Chi­nese com­pa­nies are look­ing to par­tic­i­pate fur­ther in Bri­tain’s nu­clear sec­tor by de­vel­op­ing small mod­u­lar nu­clear re­ac­tors, which have a ca­pac­ity of less than 300 megawatts. They are smaller than tra­di­tional nu­clear plants and cheaper to build.

The SMR con­cept has been around for years — China, South Korea, the US and Rus­sia all have de­signs — but so far no one has been able to build on a com­mer­cial scale.

Af­ter the Bri­tish govern­ment launched a com­pe­ti­tion to find the best-value de­sign for fu­ture projects, China Na­tional Nu­clear Corp signed a deal with the Nu­clear Ad­vanced Man­u­fac­tur­ing Re­search Cen­tre, which is led by Sh­effield and Manch­ester uni­ver­si­ties, to col­lab­o­rate on lo­cal­iz­ing its SMR de­sign, the ACP100, should it win.

The govern­ment has com­mit­ted 250 mil­lion pounds over the next five years to the com­pe­ti­tion, which is run by the UK Depart­ment for En­ergy and Cli­mate Change.

“I’m a sup­porter of SMRs as they are quicker to build and less ex­pen­sive,” Judge said, al­though she added that the main chal­lenge is that reg­u­la­tors will not ap­prove tech­nol­ogy that does not have a cus­tomer, and cus­tomers will not in­vest in a project that uses tech­nol­ogy that has not been ap­proved.

“I’m a sup­porter of nu­clear tech­nol­ogy be­cause it pro­vides base load power gen­er­a­tion with­out car­bon, there­fore is an im­por­tant en­ergy source. Nu­clear en­ergy tech­nol­ogy is at an ad­vanced stage of de­vel­op­ment, and China has an im­por­tant role to play to push for­ward nu­clear de­vel­op­ment.”

Judge, a na­tive of New York, be­gan her ca­reer as a lawyer and was made part­ner at Kaye, Sc­holer, Fier­man, Hays & Han­dler in 1978. Two years later, US Pres­i­dent Jimmy Carter ap­pointed her to the Se­cu­ri­ties and Ex­change Com­mis­sion in Wash­ing­ton.

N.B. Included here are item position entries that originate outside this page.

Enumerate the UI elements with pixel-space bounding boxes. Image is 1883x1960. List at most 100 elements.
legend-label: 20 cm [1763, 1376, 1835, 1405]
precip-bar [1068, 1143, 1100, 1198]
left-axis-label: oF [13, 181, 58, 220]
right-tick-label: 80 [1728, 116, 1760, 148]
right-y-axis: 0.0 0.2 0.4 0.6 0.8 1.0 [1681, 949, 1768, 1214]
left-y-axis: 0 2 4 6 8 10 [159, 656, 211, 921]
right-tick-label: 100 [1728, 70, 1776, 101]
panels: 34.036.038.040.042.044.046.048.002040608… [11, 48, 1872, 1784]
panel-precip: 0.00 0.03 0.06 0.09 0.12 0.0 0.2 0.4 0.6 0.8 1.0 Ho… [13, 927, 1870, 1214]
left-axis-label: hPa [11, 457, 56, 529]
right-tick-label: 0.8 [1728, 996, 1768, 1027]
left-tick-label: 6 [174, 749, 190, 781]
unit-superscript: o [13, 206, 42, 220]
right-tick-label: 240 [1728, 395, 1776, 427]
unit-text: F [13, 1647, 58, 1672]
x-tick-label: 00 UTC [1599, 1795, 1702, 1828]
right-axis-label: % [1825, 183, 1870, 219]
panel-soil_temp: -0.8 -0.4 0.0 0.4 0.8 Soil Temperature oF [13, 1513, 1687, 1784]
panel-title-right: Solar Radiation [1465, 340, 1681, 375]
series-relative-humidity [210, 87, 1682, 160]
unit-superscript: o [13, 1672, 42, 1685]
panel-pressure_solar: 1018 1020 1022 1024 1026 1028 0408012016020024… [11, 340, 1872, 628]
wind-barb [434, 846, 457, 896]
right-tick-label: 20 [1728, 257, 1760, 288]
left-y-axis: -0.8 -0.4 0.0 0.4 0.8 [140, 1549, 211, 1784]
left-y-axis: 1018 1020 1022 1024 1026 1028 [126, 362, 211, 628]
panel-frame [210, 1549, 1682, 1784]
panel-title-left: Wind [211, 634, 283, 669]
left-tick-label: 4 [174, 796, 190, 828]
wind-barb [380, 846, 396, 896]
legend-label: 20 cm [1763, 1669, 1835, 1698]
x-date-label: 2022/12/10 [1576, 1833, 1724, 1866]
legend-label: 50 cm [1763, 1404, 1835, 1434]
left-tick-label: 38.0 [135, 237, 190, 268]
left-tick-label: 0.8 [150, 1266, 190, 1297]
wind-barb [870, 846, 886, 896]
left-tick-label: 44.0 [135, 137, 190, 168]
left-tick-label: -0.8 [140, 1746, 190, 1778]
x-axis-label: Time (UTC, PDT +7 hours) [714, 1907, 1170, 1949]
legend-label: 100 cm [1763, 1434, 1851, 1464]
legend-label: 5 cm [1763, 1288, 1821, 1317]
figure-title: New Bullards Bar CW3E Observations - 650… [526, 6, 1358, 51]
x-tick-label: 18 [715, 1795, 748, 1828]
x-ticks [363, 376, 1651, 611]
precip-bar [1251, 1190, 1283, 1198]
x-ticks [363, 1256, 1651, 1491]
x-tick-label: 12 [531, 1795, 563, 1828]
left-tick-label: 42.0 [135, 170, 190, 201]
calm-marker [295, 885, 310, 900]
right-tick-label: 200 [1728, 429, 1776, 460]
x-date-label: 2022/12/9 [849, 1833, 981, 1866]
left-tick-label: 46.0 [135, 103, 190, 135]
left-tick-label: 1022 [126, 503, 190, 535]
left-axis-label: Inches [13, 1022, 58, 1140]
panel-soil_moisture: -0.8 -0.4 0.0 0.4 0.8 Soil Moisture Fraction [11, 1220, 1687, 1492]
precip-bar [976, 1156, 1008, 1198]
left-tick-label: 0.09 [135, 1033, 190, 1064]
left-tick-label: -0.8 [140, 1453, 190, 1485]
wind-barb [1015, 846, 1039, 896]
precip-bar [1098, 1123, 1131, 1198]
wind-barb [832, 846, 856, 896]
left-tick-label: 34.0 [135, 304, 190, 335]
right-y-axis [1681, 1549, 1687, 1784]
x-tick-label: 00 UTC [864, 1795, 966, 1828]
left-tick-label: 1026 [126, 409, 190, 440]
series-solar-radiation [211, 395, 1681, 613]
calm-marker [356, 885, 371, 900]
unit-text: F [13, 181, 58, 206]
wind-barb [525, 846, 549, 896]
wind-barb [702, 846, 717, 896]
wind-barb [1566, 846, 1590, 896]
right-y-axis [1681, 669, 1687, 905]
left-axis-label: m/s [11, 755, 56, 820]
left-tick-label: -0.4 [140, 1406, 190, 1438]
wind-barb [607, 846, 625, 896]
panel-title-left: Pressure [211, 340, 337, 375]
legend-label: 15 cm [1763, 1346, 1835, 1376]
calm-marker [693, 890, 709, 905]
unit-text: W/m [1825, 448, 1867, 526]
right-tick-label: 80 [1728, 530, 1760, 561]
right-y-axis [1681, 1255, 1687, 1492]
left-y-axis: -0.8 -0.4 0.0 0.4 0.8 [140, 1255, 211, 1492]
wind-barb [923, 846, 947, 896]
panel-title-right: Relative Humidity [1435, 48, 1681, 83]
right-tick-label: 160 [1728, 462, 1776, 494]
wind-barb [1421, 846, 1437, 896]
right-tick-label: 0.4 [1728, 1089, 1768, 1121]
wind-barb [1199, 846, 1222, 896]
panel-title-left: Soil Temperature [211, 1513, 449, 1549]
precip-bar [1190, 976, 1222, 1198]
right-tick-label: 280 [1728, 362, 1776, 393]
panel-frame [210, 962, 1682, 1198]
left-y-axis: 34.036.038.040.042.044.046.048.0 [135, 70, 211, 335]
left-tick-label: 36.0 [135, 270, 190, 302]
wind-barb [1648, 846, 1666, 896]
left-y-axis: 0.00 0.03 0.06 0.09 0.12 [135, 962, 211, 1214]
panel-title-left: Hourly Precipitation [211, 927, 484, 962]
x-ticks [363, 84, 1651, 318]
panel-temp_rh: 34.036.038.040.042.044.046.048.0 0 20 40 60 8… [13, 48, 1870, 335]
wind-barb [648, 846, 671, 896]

At 32, she was the youngest SEC com­mis­sioner and only its sec­ond woman.

In 2002, she be­came direc­tor of the UK Atomic En­ergy Author­ity and went on to serve as its chair­woman from 2004 to 2010.

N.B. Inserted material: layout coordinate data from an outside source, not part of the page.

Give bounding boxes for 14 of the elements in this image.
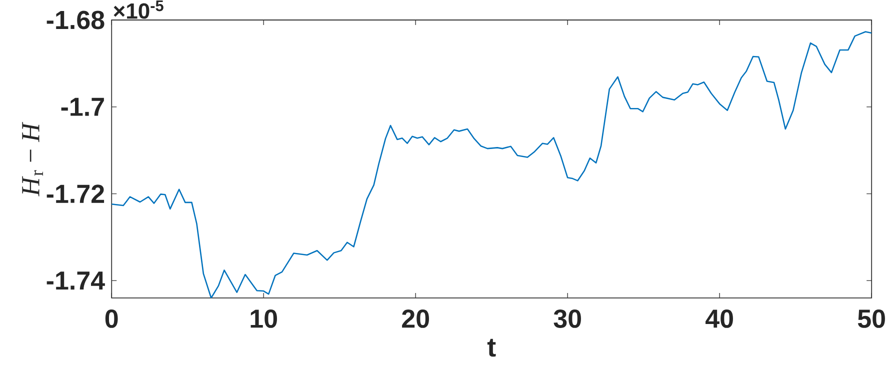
x-tick-label: 0 (105, 310, 118, 328)
x-tick-label: 50 (858, 310, 885, 328)
y-axis-title: H$_{r}$ − H (22, 122, 43, 196)
x-tick-label: 30 (554, 310, 581, 328)
y-tick-label: -1.74 (46, 272, 105, 290)
x-tick-label: 40 (706, 310, 733, 328)
x-tick-label: 10 (250, 310, 277, 328)
y-tick-label: -1.72 (46, 184, 104, 203)
x-axis-title: t (487, 338, 496, 357)
y-tick-label: -1.68 (46, 10, 104, 30)
x-tick-label: 20 (402, 310, 429, 328)
line-series (112, 31, 872, 298)
text: ×10$^{-5}$ (114, 0, 164, 19)
y-tick-label: -1.7 (61, 98, 104, 116)
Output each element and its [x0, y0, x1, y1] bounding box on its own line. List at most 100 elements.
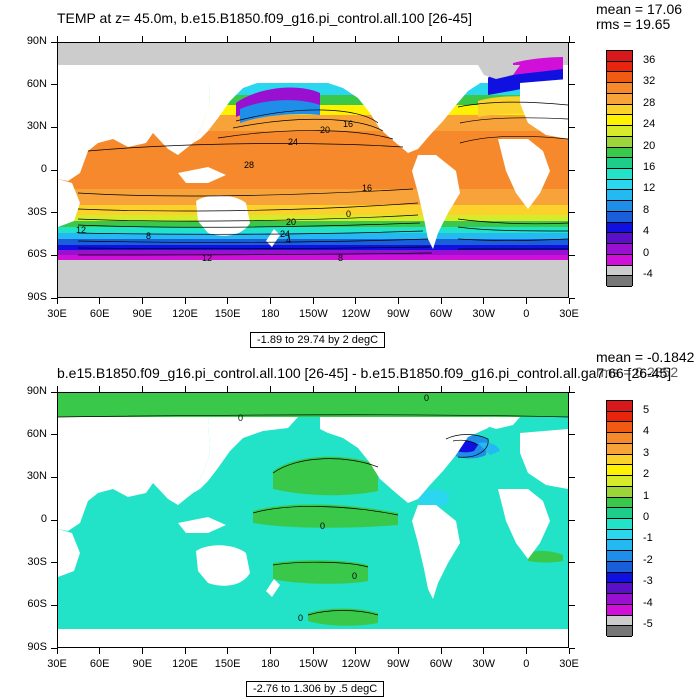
x-tick-mark: [483, 648, 485, 654]
y-tick-label: 60S: [27, 598, 47, 611]
colorbar-segment: [607, 211, 632, 223]
colorbar-segment: [607, 594, 632, 605]
colorbar-label: 36: [643, 53, 656, 66]
y-tick-label: 30S: [27, 205, 47, 218]
y-tick-mark: [569, 476, 575, 478]
y-tick-label: 60N: [26, 427, 47, 440]
y-tick-label: 0: [40, 163, 47, 175]
y-tick-mark: [569, 297, 575, 299]
colorbar-segment: [607, 572, 632, 584]
x-tick-mark: [355, 648, 357, 654]
colorbar-segment: [607, 179, 632, 191]
x-tick-mark: [56, 648, 58, 654]
colorbar-segment: [607, 519, 632, 530]
x-tick-mark: [312, 386, 314, 392]
colorbar-segment: [607, 201, 632, 212]
contour-label: 16: [343, 119, 353, 129]
colorbar-label: -4: [643, 268, 653, 281]
colorbar-segment: [607, 465, 632, 477]
x-tick-label: 180: [261, 658, 280, 670]
x-tick-mark: [525, 386, 527, 392]
y-tick-mark: [51, 647, 57, 649]
colorbar-label: -4: [643, 596, 653, 609]
panel1-title: TEMP at z= 45.0m, b.e15.B1850.f09_g16.pi…: [57, 10, 472, 26]
x-tick-label: 180: [261, 308, 280, 320]
colorbar-segment: [607, 104, 632, 116]
x-tick-mark: [397, 298, 399, 304]
y-tick-label: 60N: [26, 77, 47, 90]
contour-label: 24: [280, 229, 290, 239]
colorbar-segment: [607, 497, 632, 509]
y-tick-mark: [569, 562, 575, 564]
x-tick-label: 30E: [559, 308, 579, 320]
contour-label: 24: [288, 137, 298, 147]
panel2-contour-range: -2.76 to 1.306 by .5 degC: [246, 681, 385, 697]
panel2-title: b.e15.B1850.f09_g16.pi_control.all.100 […: [57, 365, 672, 381]
x-tick-mark: [312, 648, 314, 654]
panel1-map-svg: 28 24 20 16 12 8 4 0 16 12 8 20 24: [58, 43, 568, 297]
x-tick-mark: [440, 386, 442, 392]
colorbar-segment: [607, 486, 632, 498]
y-tick-label: 30S: [27, 555, 47, 568]
x-tick-mark: [184, 36, 186, 42]
x-tick-label: 120E: [172, 658, 198, 670]
y-tick-mark: [51, 126, 57, 128]
panel2-map: 0 0 0 0 0: [57, 392, 569, 648]
colorbar-segment: [607, 126, 632, 137]
x-tick-label: 120E: [172, 308, 198, 320]
colorbar-label: 3: [643, 446, 650, 459]
antarctica: [58, 260, 568, 297]
x-tick-mark: [56, 36, 58, 42]
colorbar-label: 4: [643, 225, 650, 238]
x-tick-label: 90W: [387, 308, 410, 320]
contour-label: 0: [238, 413, 243, 423]
x-tick-mark: [227, 36, 229, 42]
x-tick-mark: [184, 386, 186, 392]
x-tick-mark: [568, 386, 570, 392]
x-tick-label: 0: [523, 658, 530, 670]
colorbar-segment: [607, 422, 632, 434]
contour-label: 0: [320, 521, 325, 531]
x-tick-mark: [397, 36, 399, 42]
colorbar-label: 16: [643, 161, 656, 173]
x-tick-mark: [483, 298, 485, 304]
contour-label: 12: [76, 225, 86, 235]
x-tick-mark: [99, 36, 101, 42]
x-tick-mark: [525, 298, 527, 304]
x-tick-mark: [355, 298, 357, 304]
colorbar-segment: [607, 158, 632, 169]
colorbar-segment: [607, 529, 632, 541]
x-tick-mark: [355, 36, 357, 42]
y-tick-mark: [569, 212, 575, 214]
x-tick-label: 90W: [387, 658, 410, 670]
contour-label: 20: [286, 217, 296, 227]
colorbar-segment: [607, 540, 632, 552]
y-tick-mark: [51, 604, 57, 606]
x-tick-label: 30E: [47, 308, 67, 320]
contour-label: 0: [352, 571, 357, 581]
x-tick-mark: [440, 298, 442, 304]
x-tick-label: 30W: [472, 658, 495, 670]
colorbar-segment: [607, 51, 632, 62]
y-tick-mark: [51, 476, 57, 478]
colorbar-segment: [607, 115, 632, 127]
x-tick-mark: [141, 36, 143, 42]
x-tick-mark: [99, 298, 101, 304]
y-tick-mark: [51, 391, 57, 393]
x-tick-mark: [56, 298, 58, 304]
colorbar-label: 0: [643, 246, 650, 259]
colorbar-segment: [607, 61, 632, 73]
y-tick-label: 30N: [26, 120, 47, 133]
colorbar-segment: [607, 244, 632, 255]
colorbar-segment: [607, 476, 632, 487]
x-tick-label: 60W: [429, 308, 453, 320]
x-tick-mark: [141, 386, 143, 392]
contour-label: 8: [338, 253, 343, 263]
x-tick-mark: [141, 298, 143, 304]
y-tick-mark: [569, 647, 575, 649]
panel1-rms: rms = 19.65: [596, 16, 671, 32]
x-tick-label: 150E: [214, 658, 241, 670]
y-tick-mark: [569, 604, 575, 606]
colorbar-segment: [607, 561, 632, 573]
y-tick-label: 90S: [27, 291, 47, 303]
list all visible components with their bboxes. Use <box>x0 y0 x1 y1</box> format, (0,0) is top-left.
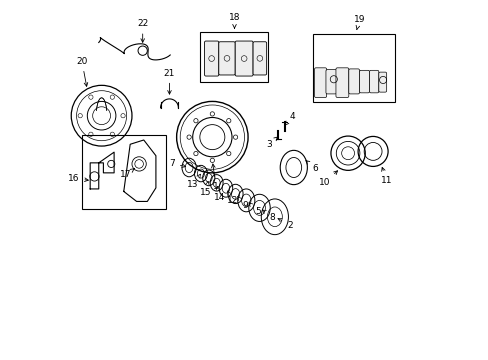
Text: 10: 10 <box>319 171 337 187</box>
FancyBboxPatch shape <box>348 69 359 94</box>
FancyBboxPatch shape <box>204 41 218 76</box>
FancyBboxPatch shape <box>218 42 235 75</box>
Text: 7: 7 <box>169 159 185 168</box>
Text: 16: 16 <box>68 174 88 183</box>
Text: 4: 4 <box>285 112 295 125</box>
Text: 1: 1 <box>211 164 218 191</box>
Bar <box>312 33 394 102</box>
Bar <box>82 135 165 208</box>
Text: 12: 12 <box>227 191 238 205</box>
Text: 19: 19 <box>353 15 365 30</box>
FancyBboxPatch shape <box>235 41 253 76</box>
Text: 5: 5 <box>248 203 260 216</box>
Text: 9: 9 <box>237 196 247 210</box>
Text: 11: 11 <box>380 167 392 185</box>
FancyBboxPatch shape <box>378 72 386 92</box>
Text: 18: 18 <box>228 13 240 28</box>
FancyBboxPatch shape <box>369 70 378 93</box>
Text: 15: 15 <box>200 181 211 197</box>
FancyBboxPatch shape <box>359 70 369 93</box>
Text: 22: 22 <box>137 19 148 42</box>
FancyBboxPatch shape <box>314 68 326 98</box>
FancyBboxPatch shape <box>253 42 266 75</box>
Text: 17: 17 <box>120 168 134 179</box>
Text: 14: 14 <box>213 186 224 202</box>
FancyBboxPatch shape <box>325 69 336 94</box>
Bar <box>200 32 267 82</box>
Text: 13: 13 <box>187 174 200 189</box>
Text: 8: 8 <box>262 210 275 222</box>
Text: 6: 6 <box>305 161 318 173</box>
Text: 2: 2 <box>277 219 292 230</box>
Text: 20: 20 <box>76 57 87 86</box>
Text: 3: 3 <box>265 137 277 149</box>
FancyBboxPatch shape <box>335 68 348 98</box>
Text: 21: 21 <box>163 69 175 94</box>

A long-time advocate for strong UK-China re­la­tions, Judge first vis­ited China as a tourist al­most four decades ago.

“I was prob­a­bly one of the ear­li­est Amer­i­can tourists,” she said. “I knew China would change, and I wanted to see the coun­try be­fore that hap­pened.

“On my first trip I vis­ited Shang­hai, Beijing, Guangzhou and Hangzhou. There were few for­eign­ers back then and peo­ple were pulling my long blonde hair to see if it was real.”

She has since been many times for busi­ness and is a direc­tor of several com­pa­nies ex­pand­ing in the Chi­nese mar­ket. She has also formed a part­ner­ship with Eve Group to help the Chi­nese fash­ion brand to en­ter Western mar­kets.

In ad­di­tion, Judge has given lec­tures at Chi­nese uni­ver­si­ties and said peo­ple in the West can learn from China’s ap­proach to ed­u­ca­tion.

“I mostly lec­ture on nu­clear power and the topic of women’s ed­u­ca­tion,” she says. “I be­lieve that for women to gain equal­ity, they should study math, science and en­gi­neer­ing. Chi­nese women are do­ing very well in these ar­eas.”